The impact of essential climate variables on respiration rates in subpolar and polar planktonic foraminifera

Abstract. This study investigates the impact of Essential Climate Variables (ECVs) on the respiration rate of polar planktonic foraminifera Neogloboquadrina pachyderma and subpolar Turborotalita quinqueloba and Neogloboquadrina incompta to advance our understanding of foraminifera physiology and geochemical proxy interpretation for species living in understudied subpolar and polar environments. Respiration rates were measured on a total of 166 specimens collected during two field campaigns to the Nordic Seas. To size-normalise respiration rates we measured cavity volume and maximum diameter using x-ray microcomputed tomography (micro-CT) (³√cavity volume = (0.56 (max Ø)−0.38)). Our results show that the physiological response of foraminifera sharing overlapping environments is diverse, with N. pachyderma exhibiting remarkable stability over large gradients in temperature, salinity, carbonate chemistry, dissolved oxygen and nutrients. Conversely, N. incompta and T. quinqueloba have a much stronger thermal response. The difference between species is best described by their respective Q₁₀ (the factor by which the rate of respiration changes with a 10 °C increase in temperature) values of 1.41 for N pachyderma and 3.45 and 4.55 for N. incompta and T. quinqueloba, respectively.
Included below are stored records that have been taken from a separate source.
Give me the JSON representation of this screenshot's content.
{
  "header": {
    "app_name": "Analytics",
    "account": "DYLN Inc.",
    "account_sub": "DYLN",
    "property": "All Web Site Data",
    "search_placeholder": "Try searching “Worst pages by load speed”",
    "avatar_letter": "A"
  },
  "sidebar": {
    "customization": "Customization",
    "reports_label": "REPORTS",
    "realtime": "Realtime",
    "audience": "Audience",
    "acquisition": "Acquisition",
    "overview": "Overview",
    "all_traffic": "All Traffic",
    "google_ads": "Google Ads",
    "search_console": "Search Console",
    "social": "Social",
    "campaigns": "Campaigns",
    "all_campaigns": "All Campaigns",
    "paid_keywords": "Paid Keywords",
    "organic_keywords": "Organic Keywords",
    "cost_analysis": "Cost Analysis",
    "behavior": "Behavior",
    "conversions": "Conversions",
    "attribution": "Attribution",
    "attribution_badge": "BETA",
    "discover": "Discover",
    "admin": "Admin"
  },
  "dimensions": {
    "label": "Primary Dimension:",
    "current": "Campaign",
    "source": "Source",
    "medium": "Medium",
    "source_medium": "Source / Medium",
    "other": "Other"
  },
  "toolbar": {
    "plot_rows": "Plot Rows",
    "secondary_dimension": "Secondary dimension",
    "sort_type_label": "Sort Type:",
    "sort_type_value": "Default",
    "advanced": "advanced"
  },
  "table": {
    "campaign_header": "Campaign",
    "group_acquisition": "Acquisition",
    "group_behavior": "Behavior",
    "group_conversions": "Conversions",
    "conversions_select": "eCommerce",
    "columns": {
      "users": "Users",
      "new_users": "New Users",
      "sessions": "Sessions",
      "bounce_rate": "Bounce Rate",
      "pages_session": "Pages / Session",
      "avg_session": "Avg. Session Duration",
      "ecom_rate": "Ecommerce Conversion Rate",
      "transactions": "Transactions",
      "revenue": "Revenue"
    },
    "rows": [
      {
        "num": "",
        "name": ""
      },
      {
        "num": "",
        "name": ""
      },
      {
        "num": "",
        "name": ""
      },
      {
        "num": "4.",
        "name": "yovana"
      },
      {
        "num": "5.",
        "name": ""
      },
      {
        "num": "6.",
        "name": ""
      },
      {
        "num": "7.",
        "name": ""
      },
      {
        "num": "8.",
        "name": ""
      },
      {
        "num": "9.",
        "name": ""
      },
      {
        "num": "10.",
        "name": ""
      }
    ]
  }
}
We also find a significant relationship between cavity volume and respiration rate (Log₁₀ respiration rate = 0.399 (Log₁₀ cavity volume) − 5.785)) for all three species analysed here, which is consistent with marine protists globally. We conclude that respiration is unlikely to influence geochemical proxies and therefore past climate reconstructions derived from N. pachyderma, however, this may not apply to N. incompta and T. quinqueloba.